Embodiment 4: neutralizing antibody exists situation in treatment mice
materials and methods
Neutralize titrate
Neutralizing antibody level in described mice serum sample is according to Peiris, J.S. people Lancet363:617 – 669 (2004) is waited, Wang, the method described by people EmergInfectDis12:1773 – 1775 (2006) such as M, with attacking the identical Strain of mdck cell, measured by neutralize titrate.
Western blotting
From the influenza A virus albumen NP of H5N1 strain A/Indonesia/5/2005, the HA1 (ImmuneTechnology from H5N1 strain A/Vietnam/1203/2004, USA), baculovirus vector express the HA2 from strain A/Vietnam/1194/04 (BDBioscience) be separated in 12%SDS-PAGE gel, then electricity is transferred on PVDF membrane.The insulation in the mice serum diluted with 1/200 of described film, washing, then put together anti-mouse IgG monoclonal antibody (Abcam, USA) with the HRP-diluted with 1/1000 and be incubated.Described trace is detected by ECL western blot detection system (ECLWesternblottingdetectionsystem, AmershamBiosciences, USA).
result
As shown in Figure 4 C, within the 21st day after virus attack, can not detect 12 survival mice of virus load in lung tissue, its NAT is also 80.Western blotting confirms, the nucleoprotein of the influenza A H5N1 virus of neutralizing antibody and baculovirus expression and hemagglutinin protein specific reaction.Two survival mice through triple therapy for treating still have detectable low virus load, and its NAT is 40.TCID in zanamivir treatment group trachea-lung-douching fluid 50titre can detectability lower than ours, in contrast, and the TCID of triple therapy for treating group 50titre is 5.1x10 2± 4.9102, triple therapy for treating group is still than the titre 2.7x10 of PBS matched group 5± 2.0x10 5low 2.5log (Fig. 2 A-B).Described immunomodulator may have unconspicuous immunosuppressant to a certain degree clinically.Consistent with above-mentioned discovery, the mice that these two mices [Z+C+M (2)] and zanamivir treatment group (Z) are survived, in histological test, their alveolar has inflammatory infiltration; But, with find in normal mouse similar, in other survival mice [Z+C, Z+M and Z+C+M (6)], do not observe significant inflammation.
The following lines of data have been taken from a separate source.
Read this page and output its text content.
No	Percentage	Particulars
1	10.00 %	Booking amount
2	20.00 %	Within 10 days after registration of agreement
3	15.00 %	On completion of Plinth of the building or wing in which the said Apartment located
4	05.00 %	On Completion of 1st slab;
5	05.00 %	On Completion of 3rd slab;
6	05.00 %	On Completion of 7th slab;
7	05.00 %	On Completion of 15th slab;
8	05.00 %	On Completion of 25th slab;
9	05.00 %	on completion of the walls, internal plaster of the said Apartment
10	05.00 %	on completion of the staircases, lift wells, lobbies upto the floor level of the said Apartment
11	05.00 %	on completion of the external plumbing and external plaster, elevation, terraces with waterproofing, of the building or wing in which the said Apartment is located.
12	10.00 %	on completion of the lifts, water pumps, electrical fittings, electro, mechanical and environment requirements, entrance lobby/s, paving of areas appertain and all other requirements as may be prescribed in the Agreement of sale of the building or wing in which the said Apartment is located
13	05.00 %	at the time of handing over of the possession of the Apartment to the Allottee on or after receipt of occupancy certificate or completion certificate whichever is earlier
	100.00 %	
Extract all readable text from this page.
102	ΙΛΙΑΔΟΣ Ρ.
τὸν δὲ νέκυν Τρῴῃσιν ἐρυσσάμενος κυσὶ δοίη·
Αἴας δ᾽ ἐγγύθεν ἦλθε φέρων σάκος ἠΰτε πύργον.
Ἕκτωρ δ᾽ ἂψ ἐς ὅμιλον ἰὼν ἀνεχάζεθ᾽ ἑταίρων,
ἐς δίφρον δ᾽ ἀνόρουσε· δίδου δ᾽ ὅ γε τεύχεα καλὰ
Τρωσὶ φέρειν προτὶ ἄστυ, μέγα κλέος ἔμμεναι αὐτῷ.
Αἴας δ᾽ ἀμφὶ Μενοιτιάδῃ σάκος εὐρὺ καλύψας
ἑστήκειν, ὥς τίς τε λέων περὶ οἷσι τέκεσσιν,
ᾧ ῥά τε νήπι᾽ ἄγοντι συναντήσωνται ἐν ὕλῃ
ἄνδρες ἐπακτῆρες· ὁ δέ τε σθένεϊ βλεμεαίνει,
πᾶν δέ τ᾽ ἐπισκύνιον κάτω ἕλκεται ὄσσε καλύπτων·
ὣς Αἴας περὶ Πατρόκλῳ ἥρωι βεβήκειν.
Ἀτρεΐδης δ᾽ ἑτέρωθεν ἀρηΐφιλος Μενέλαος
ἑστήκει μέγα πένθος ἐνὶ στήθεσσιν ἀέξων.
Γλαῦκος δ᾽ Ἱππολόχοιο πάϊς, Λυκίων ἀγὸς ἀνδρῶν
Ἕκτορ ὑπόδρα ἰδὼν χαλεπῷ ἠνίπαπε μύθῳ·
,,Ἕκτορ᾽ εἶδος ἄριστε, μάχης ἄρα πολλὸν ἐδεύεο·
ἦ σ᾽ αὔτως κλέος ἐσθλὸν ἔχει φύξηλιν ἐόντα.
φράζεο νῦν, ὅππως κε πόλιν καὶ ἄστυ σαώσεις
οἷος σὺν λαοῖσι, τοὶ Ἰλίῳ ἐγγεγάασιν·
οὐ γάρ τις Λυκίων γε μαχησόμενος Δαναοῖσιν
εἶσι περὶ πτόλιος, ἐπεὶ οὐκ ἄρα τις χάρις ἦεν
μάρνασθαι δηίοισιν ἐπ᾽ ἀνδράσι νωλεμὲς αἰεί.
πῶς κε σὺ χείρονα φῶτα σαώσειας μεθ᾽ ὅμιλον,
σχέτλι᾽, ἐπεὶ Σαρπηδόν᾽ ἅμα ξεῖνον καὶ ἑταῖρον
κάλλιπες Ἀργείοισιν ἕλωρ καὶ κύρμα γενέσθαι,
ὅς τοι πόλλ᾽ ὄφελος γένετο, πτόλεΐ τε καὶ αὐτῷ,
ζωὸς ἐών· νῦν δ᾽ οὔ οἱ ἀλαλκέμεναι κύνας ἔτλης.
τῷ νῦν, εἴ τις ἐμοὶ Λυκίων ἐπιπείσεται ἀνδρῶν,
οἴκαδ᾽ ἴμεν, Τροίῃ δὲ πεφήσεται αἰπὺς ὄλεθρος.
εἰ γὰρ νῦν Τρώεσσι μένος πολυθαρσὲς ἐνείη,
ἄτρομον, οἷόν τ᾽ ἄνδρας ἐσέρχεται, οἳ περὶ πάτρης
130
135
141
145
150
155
This research shows, even if virus replication is suppressed in the mice through antiviral therapy, but its cytokine and Chemokines Levels are still similar to the level of not treating mice, cytokine and the Chemokines Levels of not treating mice are significantly higher than the level accepting therapeutic alliance mice.This prompting, once viral infection triggers cytokine storm, even if so virus replication is suppressed by antiviral therapy, proinflammatory cytokine and chemotactic factor also can continue to order about immunopathogenesis development; If this may be interpreted as, what was treated starts to postpone, and independent antiviral therapy may be invalid clinically.Previous research shows, the steroid of antiinflammatory dosage does not have effectiveness (Salomon in mice, R. people ProcNatlAcadSciUSA is waited, 104:12479 – 12481 (2007)), and it is relevant to the side effect of the people infected by H5N1 virus and can not improve (Carter of surviving, M.J., JMedMicrobiol, 56:875 – 883 (2007)).Therefore have to consider other immunomodulator.It is desirable that the selection of medicament should with to infect abnormal immune response for target.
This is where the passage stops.